—¿De qué trata este? —preguntaba la visita, esperando que Horacio le dibujara, con culta improvisación, una sinopsis relevante.
Con decir "aún no lo he leído" hubiera bastado, pero Horacio no quería caer ante aquella ignorancia, aunque fuera justa. Entonces extraía de su mente alguna frase circular que enredara primero al visitante.
—Este libro lo que tiene —fingía— es una trama cargada de tensión. El lenguaje es poco usual y los diálogos resultan interesantes.
Lo tomaba entonces con rapidez y lo hojeaba para encontrar alguna hoja al azar, mientras seguía pronunciando frases sin decir realmente nada. A veces hasta cometía el atrevimiento de leer alguna línea para preguntarle al visitante qué le parecía. Aquello funcionaba, al menos con algunas personas.
Cierto día invitó a comer a una mujer que le parecía buen prospecto para convertirla en amante. Ella no era lectora voraz, él lo sabía en anteriores citas, la había interrogado con perspicacia. Se dedicaba a estudiar en alguna academia de alta cocina para convertirse en chef de algún prestigioso restaurante. La jugada se repitió allí, frente a los libros.
—¿Y este de qué trata? —preguntó, curiosa como gato, y formuló otra pregunta que resultaba una piedra para Horacio— Alguien como tú debe de haberlos leído todos, ¿verdad?
Pudo más el ego: Horacio asintió.
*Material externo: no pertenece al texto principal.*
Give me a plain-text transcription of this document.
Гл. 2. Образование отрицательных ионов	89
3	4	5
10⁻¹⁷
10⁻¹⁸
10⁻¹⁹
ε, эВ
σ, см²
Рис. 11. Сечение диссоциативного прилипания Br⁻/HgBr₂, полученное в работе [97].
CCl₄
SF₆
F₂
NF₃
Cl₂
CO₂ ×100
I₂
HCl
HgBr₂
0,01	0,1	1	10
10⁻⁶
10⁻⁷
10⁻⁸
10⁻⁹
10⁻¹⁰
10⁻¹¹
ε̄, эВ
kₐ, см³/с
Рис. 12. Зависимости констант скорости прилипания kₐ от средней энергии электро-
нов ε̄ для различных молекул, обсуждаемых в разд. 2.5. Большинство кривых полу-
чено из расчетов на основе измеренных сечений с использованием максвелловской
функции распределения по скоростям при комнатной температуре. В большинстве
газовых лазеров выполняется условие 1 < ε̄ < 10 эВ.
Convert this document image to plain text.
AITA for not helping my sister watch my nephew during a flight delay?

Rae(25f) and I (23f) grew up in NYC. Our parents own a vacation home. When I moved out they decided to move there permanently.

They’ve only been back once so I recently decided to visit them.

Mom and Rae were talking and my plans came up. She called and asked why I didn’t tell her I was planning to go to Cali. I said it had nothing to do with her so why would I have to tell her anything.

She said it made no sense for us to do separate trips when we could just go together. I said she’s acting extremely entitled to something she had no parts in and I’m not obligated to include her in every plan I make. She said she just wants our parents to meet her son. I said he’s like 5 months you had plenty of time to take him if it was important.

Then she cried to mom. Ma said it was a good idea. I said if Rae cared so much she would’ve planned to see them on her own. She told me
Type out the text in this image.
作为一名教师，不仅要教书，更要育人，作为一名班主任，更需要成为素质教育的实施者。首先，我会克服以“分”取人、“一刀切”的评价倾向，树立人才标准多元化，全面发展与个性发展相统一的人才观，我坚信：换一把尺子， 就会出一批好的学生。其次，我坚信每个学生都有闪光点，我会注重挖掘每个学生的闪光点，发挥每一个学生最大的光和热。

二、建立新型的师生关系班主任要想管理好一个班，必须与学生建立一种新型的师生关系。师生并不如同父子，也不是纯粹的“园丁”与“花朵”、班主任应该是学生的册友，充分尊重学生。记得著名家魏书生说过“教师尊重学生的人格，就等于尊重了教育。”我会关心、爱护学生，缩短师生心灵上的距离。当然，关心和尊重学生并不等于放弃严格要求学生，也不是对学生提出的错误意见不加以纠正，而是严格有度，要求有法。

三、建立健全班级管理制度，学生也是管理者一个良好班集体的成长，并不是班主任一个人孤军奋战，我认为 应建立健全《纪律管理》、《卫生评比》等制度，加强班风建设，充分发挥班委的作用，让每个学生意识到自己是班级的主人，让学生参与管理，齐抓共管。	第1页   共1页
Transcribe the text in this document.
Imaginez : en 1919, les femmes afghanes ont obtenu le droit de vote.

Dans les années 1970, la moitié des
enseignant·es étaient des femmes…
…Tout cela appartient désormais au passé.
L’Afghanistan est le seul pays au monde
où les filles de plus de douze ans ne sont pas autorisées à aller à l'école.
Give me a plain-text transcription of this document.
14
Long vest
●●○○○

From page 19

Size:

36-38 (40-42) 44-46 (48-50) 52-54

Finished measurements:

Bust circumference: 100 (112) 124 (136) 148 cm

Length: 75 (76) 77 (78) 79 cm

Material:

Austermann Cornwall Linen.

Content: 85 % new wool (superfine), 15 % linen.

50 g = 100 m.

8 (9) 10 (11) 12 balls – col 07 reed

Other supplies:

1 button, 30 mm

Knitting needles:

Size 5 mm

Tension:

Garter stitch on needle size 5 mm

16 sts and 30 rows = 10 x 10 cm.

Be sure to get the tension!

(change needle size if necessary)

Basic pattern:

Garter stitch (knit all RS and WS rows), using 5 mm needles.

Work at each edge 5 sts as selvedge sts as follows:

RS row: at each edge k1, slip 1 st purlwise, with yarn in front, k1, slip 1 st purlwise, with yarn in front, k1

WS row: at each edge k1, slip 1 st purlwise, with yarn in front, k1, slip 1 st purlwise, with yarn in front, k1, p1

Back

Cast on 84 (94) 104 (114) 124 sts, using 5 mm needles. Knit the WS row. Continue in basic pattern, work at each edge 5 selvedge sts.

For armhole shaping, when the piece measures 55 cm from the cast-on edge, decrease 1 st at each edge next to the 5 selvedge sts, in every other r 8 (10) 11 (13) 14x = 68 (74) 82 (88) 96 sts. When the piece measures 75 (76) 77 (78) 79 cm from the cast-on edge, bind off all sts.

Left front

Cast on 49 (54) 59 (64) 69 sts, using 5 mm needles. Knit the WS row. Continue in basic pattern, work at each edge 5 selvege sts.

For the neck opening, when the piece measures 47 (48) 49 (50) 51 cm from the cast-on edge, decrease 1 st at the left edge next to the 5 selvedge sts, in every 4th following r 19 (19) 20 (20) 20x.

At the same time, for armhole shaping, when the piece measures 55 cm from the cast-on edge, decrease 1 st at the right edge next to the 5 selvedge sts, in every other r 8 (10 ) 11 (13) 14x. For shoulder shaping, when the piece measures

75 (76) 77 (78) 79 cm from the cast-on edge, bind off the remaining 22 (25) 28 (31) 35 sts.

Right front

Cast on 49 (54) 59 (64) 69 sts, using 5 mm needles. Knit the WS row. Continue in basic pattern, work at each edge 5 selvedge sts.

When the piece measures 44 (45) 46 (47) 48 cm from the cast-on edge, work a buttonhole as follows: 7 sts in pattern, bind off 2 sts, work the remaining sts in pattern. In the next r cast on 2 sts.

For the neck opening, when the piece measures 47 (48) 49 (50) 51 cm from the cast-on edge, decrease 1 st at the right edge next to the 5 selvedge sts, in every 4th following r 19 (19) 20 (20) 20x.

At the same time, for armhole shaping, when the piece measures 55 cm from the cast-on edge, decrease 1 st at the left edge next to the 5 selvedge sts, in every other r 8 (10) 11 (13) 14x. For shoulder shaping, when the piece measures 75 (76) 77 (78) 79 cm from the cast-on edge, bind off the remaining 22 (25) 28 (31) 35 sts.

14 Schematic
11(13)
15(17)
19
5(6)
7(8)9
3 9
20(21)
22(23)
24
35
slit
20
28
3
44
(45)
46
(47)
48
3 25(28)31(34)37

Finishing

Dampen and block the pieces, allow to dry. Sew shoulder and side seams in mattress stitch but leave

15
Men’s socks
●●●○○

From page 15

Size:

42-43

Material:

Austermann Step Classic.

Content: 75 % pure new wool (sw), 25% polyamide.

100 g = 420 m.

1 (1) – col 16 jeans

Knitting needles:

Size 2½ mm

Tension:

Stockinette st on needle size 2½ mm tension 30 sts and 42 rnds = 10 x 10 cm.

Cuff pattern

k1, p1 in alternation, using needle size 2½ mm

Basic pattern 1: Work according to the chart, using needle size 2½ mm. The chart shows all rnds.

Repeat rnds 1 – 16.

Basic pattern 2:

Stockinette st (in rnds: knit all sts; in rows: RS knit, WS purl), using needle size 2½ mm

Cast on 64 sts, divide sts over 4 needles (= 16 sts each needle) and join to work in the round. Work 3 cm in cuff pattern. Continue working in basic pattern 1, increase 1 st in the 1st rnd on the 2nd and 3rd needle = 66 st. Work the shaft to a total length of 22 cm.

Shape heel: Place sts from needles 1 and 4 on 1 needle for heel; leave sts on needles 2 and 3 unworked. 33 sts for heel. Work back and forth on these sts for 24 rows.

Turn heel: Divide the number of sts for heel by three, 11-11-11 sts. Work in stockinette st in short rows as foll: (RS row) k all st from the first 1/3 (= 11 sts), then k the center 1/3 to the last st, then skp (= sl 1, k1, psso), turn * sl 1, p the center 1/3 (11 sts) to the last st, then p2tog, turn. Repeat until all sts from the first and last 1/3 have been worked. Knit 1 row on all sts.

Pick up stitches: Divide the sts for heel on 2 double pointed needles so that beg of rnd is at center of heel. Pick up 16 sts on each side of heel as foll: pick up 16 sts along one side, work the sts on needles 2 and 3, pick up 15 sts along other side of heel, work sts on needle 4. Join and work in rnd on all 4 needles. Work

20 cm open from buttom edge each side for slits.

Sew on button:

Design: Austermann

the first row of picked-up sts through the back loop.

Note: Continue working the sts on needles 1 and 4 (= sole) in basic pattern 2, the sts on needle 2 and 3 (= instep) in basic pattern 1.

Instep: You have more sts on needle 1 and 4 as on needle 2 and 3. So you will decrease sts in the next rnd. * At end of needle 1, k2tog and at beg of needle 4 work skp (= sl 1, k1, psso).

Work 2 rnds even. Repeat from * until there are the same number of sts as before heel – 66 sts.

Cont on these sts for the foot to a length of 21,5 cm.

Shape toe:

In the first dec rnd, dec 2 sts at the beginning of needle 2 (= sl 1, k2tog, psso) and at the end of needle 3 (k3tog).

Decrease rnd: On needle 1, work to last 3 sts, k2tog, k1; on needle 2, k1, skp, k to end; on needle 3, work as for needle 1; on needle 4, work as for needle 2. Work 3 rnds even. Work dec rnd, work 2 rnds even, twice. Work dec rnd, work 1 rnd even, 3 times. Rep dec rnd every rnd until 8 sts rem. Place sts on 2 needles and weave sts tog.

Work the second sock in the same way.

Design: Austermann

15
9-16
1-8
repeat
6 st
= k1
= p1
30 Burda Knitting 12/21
Ella había extraído un libro llamado "El holocausto de Schumman", en el que se contaba la historia de un pianista que destruía su instrumento por el amor de una mujer que lo había traicionado. Así tan simple era la trama, pero Horacio no lo había leído. Y no dijo la verdad. Extrajo el libro, le quitó algunas motas de polvo y le sonrió a la mujer.
—¿Quieres que te arruine el contenido? Este libro, particularmente me tiene muy identificado. El personaje principal tiene diálogos que te dejan pensando todo el día. Mira, como este —y en alguna página al azar lo leía en voz alta—: "Es mi abnegación por corregir esta partitura, Silvia. Perdóname, me carcome la ansiedad porque siento que mis composiciones van decayendo con el paso de los días".
La mujer no quedó satisfecha. Tomó el libro entre sus manos, lo hojeó y leyó algunas líneas. Luego lanzó otro jaque.
—Entiendo, ¿pero de qué trata?
—¿De verdad quieres que te diga, aunque ya cuando lo leas no te sorprenda mucho? —intentó defenderse Horacio.
—Sí, no lo leeré. Tú cuéntamelo en un minuto.
Horacio se dio cuenta de que no había leído ni siquiera la contraportada. Allí aparecía el monstruo de lomos de librero, burlándose de él. Quería que cualquier cosa lo interrumpiera: el teléfono, el timbre.
—Bueno, pues trata de... —dijo, y fingió haber soltado el libro— ¡Mira! ¡Se resiste! No quiere que te diga su contenido.
—Pues le vamos a ganar al libro, Horacio. Revélalo. Soy toda oídos.
Ante aquel túnel sin salida, Horacio comenzó, como un profanador de letras, a inventarse el contenido sólo con la referencia del diálogo que había leído.